Details of which shipyard would be given the pounds 35m- pounds 40m contract to refit the auxiliary ship Sir Bedivere were left out of last week's announcement of Ministry of Defence cutbacks because of its sensitivity.
VSEL, Devonport, Rosyth and Yarrow have also tendered and all desperately need work to secure employment.
The Tyneside yard is in receivership, but the French group Constructions Mecaniques de Normandie has agreed to buy Swan Hunter if it is given this order.
A written answer is expected later in the week - before Parliament goes into recess on Friday.
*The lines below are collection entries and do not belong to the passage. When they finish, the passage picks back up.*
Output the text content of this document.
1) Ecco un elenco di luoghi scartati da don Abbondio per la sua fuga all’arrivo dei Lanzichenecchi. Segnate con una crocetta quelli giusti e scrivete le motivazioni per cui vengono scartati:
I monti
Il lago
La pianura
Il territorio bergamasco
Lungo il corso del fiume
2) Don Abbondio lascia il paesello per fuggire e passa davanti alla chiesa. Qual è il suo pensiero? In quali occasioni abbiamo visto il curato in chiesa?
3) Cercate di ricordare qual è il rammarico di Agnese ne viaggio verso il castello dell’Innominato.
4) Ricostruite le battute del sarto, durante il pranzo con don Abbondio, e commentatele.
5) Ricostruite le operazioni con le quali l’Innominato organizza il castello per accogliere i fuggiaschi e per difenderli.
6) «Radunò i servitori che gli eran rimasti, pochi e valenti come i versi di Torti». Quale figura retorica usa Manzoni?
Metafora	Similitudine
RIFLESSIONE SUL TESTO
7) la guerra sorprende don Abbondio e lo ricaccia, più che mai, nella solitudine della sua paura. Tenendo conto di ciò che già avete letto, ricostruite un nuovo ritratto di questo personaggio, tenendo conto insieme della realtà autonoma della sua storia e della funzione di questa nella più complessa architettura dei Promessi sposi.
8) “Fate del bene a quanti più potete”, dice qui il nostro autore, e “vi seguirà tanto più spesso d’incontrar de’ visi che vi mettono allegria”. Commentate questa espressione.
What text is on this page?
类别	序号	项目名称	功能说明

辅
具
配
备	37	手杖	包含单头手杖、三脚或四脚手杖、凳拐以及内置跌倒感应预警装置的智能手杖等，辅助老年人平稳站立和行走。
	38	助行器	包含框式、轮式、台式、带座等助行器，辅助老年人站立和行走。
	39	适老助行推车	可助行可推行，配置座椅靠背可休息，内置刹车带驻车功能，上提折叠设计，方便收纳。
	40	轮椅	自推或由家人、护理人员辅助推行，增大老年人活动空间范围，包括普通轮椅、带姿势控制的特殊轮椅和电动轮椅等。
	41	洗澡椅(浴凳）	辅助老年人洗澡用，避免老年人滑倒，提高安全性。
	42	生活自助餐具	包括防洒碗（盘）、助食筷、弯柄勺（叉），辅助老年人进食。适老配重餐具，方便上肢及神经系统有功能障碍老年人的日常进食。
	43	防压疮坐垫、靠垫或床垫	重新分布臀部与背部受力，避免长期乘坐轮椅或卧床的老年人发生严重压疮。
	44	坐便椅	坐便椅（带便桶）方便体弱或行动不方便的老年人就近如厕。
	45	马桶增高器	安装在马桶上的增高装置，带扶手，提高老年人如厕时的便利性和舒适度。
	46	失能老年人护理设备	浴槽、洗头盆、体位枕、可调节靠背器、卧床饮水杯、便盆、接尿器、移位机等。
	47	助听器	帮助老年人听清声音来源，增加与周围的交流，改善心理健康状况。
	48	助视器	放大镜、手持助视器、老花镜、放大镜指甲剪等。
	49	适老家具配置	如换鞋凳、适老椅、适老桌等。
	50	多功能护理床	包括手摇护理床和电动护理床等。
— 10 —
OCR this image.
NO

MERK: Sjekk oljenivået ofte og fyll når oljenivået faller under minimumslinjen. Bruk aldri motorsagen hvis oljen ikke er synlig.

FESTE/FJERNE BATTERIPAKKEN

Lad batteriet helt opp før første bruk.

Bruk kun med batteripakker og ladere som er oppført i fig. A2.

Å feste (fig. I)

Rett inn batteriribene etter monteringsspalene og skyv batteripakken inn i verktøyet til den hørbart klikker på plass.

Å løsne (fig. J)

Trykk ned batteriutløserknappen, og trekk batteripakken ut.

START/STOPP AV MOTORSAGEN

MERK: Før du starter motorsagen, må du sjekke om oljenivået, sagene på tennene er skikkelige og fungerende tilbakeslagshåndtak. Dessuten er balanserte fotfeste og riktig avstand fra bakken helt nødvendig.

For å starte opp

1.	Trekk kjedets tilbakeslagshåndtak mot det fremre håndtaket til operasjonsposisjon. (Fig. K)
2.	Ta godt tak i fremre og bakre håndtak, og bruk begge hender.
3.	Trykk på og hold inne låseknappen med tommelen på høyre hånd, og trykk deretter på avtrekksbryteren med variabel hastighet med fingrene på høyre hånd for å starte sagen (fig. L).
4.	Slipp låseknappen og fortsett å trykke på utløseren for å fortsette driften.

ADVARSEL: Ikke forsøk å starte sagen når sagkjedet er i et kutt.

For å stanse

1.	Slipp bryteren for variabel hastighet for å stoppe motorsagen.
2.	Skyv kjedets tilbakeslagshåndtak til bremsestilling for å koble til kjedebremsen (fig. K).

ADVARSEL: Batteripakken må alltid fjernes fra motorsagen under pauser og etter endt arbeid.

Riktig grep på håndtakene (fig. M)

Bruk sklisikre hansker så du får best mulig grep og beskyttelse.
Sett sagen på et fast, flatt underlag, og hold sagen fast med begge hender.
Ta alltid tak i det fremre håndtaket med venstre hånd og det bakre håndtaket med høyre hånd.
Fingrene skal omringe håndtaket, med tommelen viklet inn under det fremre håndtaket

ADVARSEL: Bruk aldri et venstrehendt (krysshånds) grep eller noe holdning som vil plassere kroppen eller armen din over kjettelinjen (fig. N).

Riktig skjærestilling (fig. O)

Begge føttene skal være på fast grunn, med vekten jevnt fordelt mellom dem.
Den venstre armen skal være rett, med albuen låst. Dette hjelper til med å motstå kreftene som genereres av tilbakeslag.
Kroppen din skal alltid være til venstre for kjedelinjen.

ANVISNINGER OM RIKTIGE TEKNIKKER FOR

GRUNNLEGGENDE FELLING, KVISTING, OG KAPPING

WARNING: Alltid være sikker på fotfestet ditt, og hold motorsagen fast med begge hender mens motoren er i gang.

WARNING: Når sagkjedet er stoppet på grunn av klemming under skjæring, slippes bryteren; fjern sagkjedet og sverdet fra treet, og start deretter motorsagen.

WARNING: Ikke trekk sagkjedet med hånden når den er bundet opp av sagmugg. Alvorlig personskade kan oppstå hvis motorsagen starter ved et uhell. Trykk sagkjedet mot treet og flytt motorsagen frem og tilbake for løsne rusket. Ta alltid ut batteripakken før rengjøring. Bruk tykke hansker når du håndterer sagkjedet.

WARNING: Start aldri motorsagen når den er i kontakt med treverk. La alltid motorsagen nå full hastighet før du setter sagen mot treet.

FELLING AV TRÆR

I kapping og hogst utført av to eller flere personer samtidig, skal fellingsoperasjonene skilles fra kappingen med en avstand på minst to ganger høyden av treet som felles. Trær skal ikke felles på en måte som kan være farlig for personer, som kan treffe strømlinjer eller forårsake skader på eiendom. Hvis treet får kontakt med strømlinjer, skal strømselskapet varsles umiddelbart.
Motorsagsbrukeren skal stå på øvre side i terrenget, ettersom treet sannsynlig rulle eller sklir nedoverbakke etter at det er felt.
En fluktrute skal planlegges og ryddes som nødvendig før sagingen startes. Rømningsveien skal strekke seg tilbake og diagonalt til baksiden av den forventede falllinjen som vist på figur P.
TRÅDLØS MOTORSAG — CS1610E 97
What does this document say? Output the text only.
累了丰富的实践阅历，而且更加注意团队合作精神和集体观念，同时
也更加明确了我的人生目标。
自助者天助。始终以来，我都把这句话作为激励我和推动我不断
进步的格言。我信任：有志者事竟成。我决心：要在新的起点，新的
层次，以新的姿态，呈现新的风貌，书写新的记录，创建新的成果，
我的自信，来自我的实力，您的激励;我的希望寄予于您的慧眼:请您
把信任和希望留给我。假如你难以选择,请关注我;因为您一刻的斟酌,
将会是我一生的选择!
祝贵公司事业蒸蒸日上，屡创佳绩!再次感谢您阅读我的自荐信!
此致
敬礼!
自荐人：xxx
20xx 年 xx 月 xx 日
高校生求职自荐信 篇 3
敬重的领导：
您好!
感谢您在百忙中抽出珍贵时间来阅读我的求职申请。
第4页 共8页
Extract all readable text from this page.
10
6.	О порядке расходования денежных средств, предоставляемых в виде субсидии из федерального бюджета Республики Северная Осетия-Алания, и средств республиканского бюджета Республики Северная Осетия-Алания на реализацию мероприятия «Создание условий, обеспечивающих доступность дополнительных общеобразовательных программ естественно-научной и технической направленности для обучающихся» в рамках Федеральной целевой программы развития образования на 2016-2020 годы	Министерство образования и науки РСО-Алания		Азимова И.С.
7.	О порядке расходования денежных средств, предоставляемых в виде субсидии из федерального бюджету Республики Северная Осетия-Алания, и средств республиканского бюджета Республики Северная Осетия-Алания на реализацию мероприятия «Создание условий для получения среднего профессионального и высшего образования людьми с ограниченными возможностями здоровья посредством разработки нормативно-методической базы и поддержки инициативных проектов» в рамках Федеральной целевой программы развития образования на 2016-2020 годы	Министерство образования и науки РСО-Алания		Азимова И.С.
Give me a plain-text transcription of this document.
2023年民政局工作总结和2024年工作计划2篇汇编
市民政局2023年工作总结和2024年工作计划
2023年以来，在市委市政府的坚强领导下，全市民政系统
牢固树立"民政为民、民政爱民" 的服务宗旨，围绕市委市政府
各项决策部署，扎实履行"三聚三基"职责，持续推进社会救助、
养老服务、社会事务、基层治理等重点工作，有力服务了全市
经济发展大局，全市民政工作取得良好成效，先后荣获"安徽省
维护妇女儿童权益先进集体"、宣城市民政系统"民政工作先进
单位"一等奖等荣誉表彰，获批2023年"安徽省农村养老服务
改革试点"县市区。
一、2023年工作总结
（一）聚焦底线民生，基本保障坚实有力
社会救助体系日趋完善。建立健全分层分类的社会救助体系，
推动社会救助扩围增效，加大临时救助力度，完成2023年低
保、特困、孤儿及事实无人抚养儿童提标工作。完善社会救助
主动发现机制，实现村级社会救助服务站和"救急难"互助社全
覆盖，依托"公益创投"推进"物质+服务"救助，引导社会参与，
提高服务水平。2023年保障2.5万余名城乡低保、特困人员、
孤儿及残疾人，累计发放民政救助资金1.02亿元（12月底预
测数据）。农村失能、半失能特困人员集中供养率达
If the business goes elsewhere the 900 people still employed at Swan Hunter will be made redundant in November when existing refit work is completed. Fred Henderson, chairman of CMN Support Services, said: 'If the order goes elsewhere it means the end of shipbuilding on the Tyne.'
Devonport, which has teamed up with VSEL, the submarine builder, to bid for the Sir Bedivere work, believes the contract would save about 250 of 850 redundancies. As the wait continued, shipbuilding nations early yesterday made an agreement after five years of talks to scrap subsidies to their shipyards, but France rejected the deal.
The accord between officials of the US, European Union, Japan, Korea and Nordic states was hammered out at the Organisation for Economic Cooperation and Development and is seen as the widest plan yet to impose discipline on the ailing industry.
'If we had failed there would have been a subsidy war, that is quite clear,' said Staffan Sohlman, Swedish ambassador to the OECD, chairman of the talks.
The unsigned agreement must be ratified by all participants and would come into effect on 1 January, 1996. But France said it would oppose the pact inside the European Union.
If ratified, it would be the first legally binding international trade pact ever negotiated by the OECD.